In a symbolic event, Trafford General, where the first patient to benefit from free and comprehensive medical health care was treated in 1945, now faces either total closure or being sold off to the private sector.
In the face of such a full frontal assault, the RCN, along with the other health trade unions and professional bodies, oppose a serious struggle to defend jobs and the right to free health care. Indeed, they accept cuts but say they should fall on non-clinical staff first. It is this policy that has emboldened the government and health trust management to cut vital services.
Last year, Dr. Peter Carter, chief executive and general secretary of the RCN, declared “It’s no secret that the NHS needs to save billions of pounds across all four countries of the UK, including at least £20 billion in England alone by 2014—that’s one fifth of its entire annual budget”.
Stressing that these cuts were inevitable, he said, “We want to make sure these savings are achieved in the best possible way—so they don’t affect patient care.”
“We’re also aiming to identify waste and innovation in the NHS”, Carter added. “That way, we can find potential savings and efficiency improvements that would reduce the need for cuts, preserve nursing jobs, and increase the quality of patient care”.
The RCN’s “Frontline First” has been compiled in order to urge government and health authorities to carry through their attacks in “consultation” with the trade unions. Otherwise, they warn, the deep discontent built up by health workers over many years of absorbing cuts and creeping privatisation threatens to erupt into a national political struggle against the government, out of the control of these bodies and the trade unions.
At the recent RCN conference, an emergency motion on the government’s “reform” saw a 98.76 percent vote of no confidence in Secretary of State for Health Andrew Lansley. This followed an inflammatory speech by health minister and former nurse Anne Milton, who suggested local pay freezes would protect jobs, a proposal already rejected by nurses.
The RCN is now balloting for strike action, but the union sees this as a safety valve for members’ anger rather than a fight against privatisation.
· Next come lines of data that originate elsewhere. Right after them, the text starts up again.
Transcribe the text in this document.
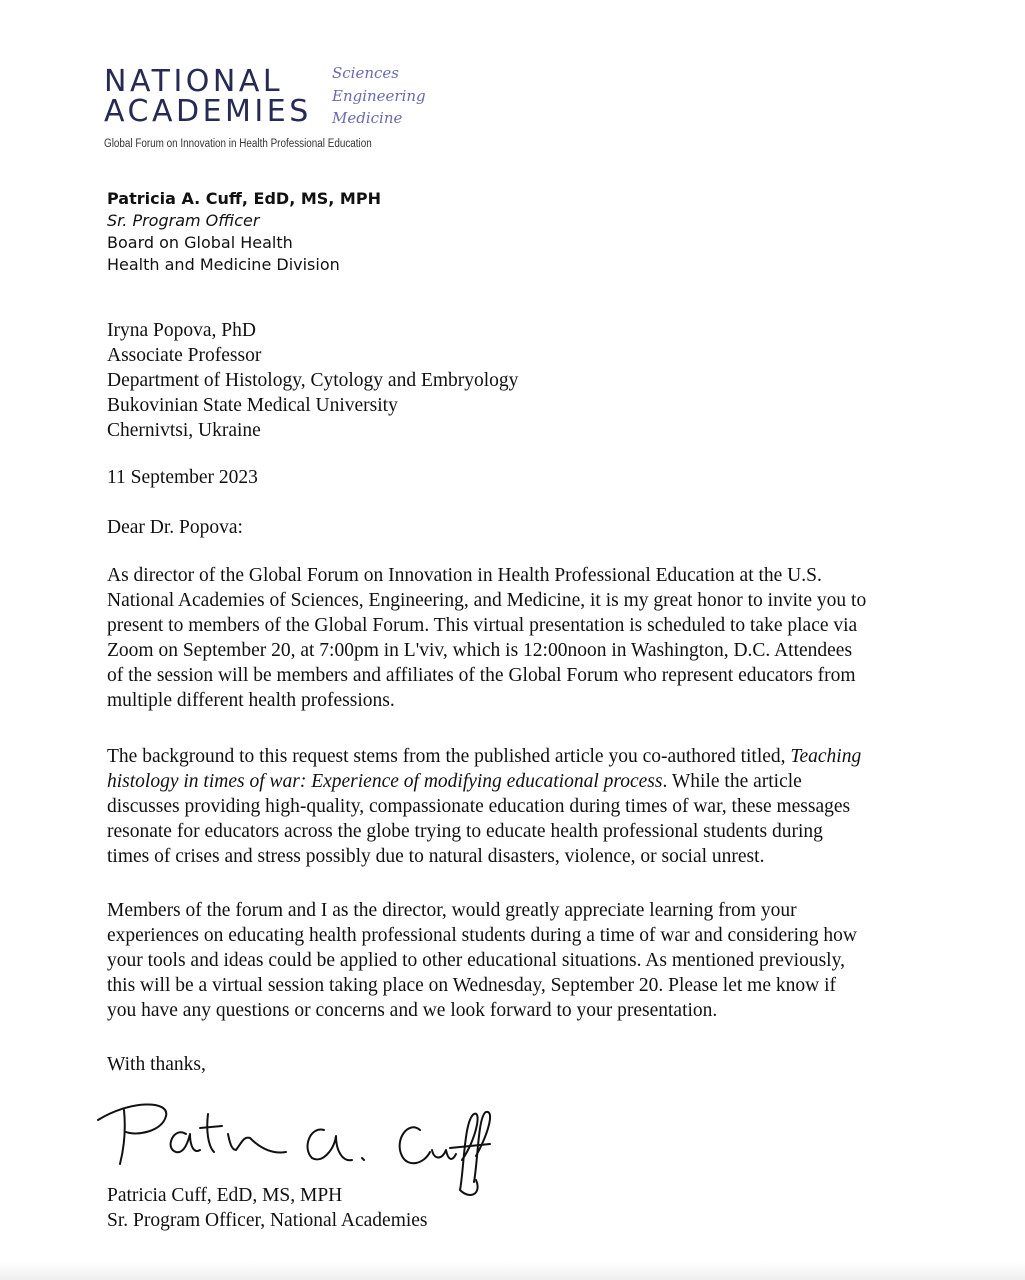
NATIONAL
ACADEMIES
Sciences
Engineering
Medicine
Global Forum on Innovation in Health Professional Education
Patricia A. Cuff, EdD, MS, MPH
Sr. Program Officer
Board on Global Health
Health and Medicine Division
Iryna Popova, PhD
Associate Professor
Department of Histology, Cytology and Embryology
Bukovinian State Medical University
Chernivtsi, Ukraine
11 September 2023
Dear Dr. Popova:
As director of the Global Forum on Innovation in Health Professional Education at the U.S.
National Academies of Sciences, Engineering, and Medicine, it is my great honor to invite you to
present to members of the Global Forum. This virtual presentation is scheduled to take place via
Zoom on September 20, at 7:00pm in L'viv, which is 12:00noon in Washington, D.C. Attendees
of the session will be members and affiliates of the Global Forum who represent educators from
multiple different health professions.
The background to this request stems from the published article you co-authored titled, Teaching
histology in times of war: Experience of modifying educational process. While the article
discusses providing high-quality, compassionate education during times of war, these messages
resonate for educators across the globe trying to educate health professional students during
times of crises and stress possibly due to natural disasters, violence, or social unrest.
Members of the forum and I as the director, would greatly appreciate learning from your
experiences on educating health professional students during a time of war and considering how
your tools and ideas could be applied to other educational situations. As mentioned previously,
this will be a virtual session taking place on Wednesday, September 20. Please let me know if
you have any questions or concerns and we look forward to your presentation.
With thanks,
Patricia Cuff, EdD, MS, MPH
Sr. Program Officer, National Academies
Responding to the emergency debate, General Secretary Peter Carter said it was “vital” the government engage with the union, insisting that “Nurses need to have a pivotal role within the new NHS structures” (emphasis added).
If health workers entered into a political struggle to resist privatisation and to bring down the coalition government, they would win mass popular support. To do this, however, they have to break from these bodies that are not only hostile to any struggle but hope to prosper from the privatisation of the health service as their counterparts have done in other privatised former state-run corporations.
Everything depends on working people breaking from the Labour Party and trade unions and building new democratic organisations of working class struggle to unite all sections of the working class. Public works and utilities must be brought under democratic control so they satisfy social need, not private profit.